Today’s manufacturers must be creative, yet transparent, in attempting to attract entry level and semi-skilled applicants to positions in good work environments with competitive pay and benefits (despite out-of-date misconceptions about the typical manufacturing work setting). Manufacturers need to attract the most talented, diverse, and skilled workforce.
As part of the process to get applicants in the door, rather than focusing primarily on the general qualifications and education of a candidate, employers have found skill-based hiring to be more productive. That means shifting from the traditional way of attracting and considering applicants to a newer, simpler process involving more technology, including applicant-tracking systems, and more user-friendly processes for the candidate. Employers must consider today’s evolving hiring practices and how to minimize risk.
Shorter Application Forms
Lawful pre-employment inquiries have always been the cornerstone of gathering information to make the right selection decision. However, that a lengthy application process may turn off a candidate is a growing fear in today’s tight labor market. Consequently, many companies have shifted to a relatively minimal, on-line approach, asking the applicant in writing as few questions as possible up front. For example, in today’s virtual business environment, it may no longer be necessary and relevant to ask, “Are you willing to travel?” or “Are you willing to relocate?” For various reasons, companies have eliminated educational history as a consideration (and mandate) for certain positions, as they deem those types of questions no longer relevant and consistent with business necessity (depending upon the job). One benefit of a “less is better” approach for the written application is narrowly focusing on the must-have questions for the position, such as skills and training and employment history.
Although “less is better” may be the candidate’s preference, the company must minimize legal exposure by understanding the risks and steps it should take as part of the smart hiring process. For example, the “less is better” application form still needs to comply with jurisdictional requirements. One example is Massachusetts’ requirement that certain lie detector verbiage is required on the application form. Similarly, Maryland requires specific language regarding lie detectors, and Rhode Island requires the application to include whether the employer is covered under its workers’ compensation law.
Manufacturers, therefore, should check with legal counsel about multi-jurisdictional mandates for applications to determine what is required to remain on the form despite their best efforts for a minimalist approach.
With less written data provided by the applicant, there is a greater need for the company to effectively talk with the candidate.
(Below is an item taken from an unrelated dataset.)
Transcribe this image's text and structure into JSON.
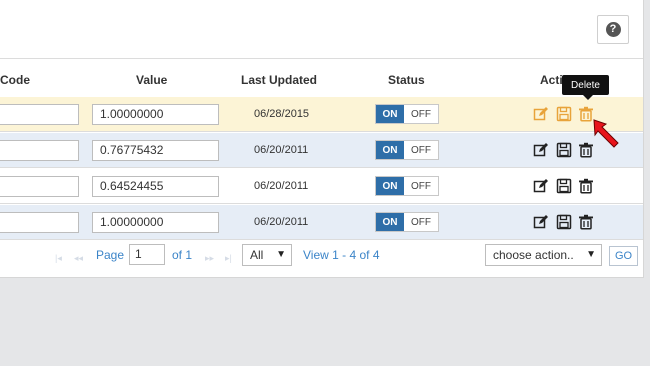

This is a great opportunity to get to know the person, sell the organization, and ask the right questions during the interview process to determine if the candidate is qualified. Typically, there should be a consistent communications process, where the line of questions for one candidate is like others in the same or similar job grouping. Creating a one-pager of suggested interview questions for managers helps streamline the process, provides a lawful, appropriate dialogue with the applicant, and assists documentation.
Part of the dialogue could include the candidate raising the need for a reasonable accommodation to participate in the hiring process. This is a type of accommodation request that manufacturing employers should respond to promptly, pursuant to its obligations under the Americans with Disabilities Act. The U.S. Equal Employment Opportunity Commission has published a “Hearing Disabilities in the Workplace and the Americans with Disabilities Act” technical guidance. The guidance provides useful information on the guardrails of permissible inquiries in the pre-employment phase. These guardrails apply not only to candidates with hearing disabilities, but to candidates with other disabilities as well.
No doubt the “less is better” approach aids accessibility of the application process and increases the likelihood that individuals will complete the process. It is then up to the manufacturer-employer to develop a process of further inquiry to ensure a smart hire.
Post-Offer, Background Checks
Obtaining only abbreviated information from the candidate means it is more important that employers take appropriate steps to verify information provided by the individual and, as appropriate, conduct a background check. Verification of information through checking employment references, for example, has long been part of an employer’s process (along with background checks) to reduce the risk of negligent hiring.
If other background checks are conducted by using third-party consumer reporting agencies, such as for criminal background, care should be taken to follow any applicable state law, as well as the federal Fair Credit Reporting Act, if applicable. The dialogue with the candidate in the “less is better” application process is heavily relied upon should a job-related conviction appear on a background check report (warranting an individualized assessment), and some information, such as longer-term employment history, may not be revealed with a “less is better” application form.
There are simple processes and positive communications a manufacturer can put in place to lawfully attract applicants. As with other aspects of workplace law, even when using “less” words on an application form or creating a follow-up process to verify information, legal counsel should be consulted to ensure compliance with applicable law.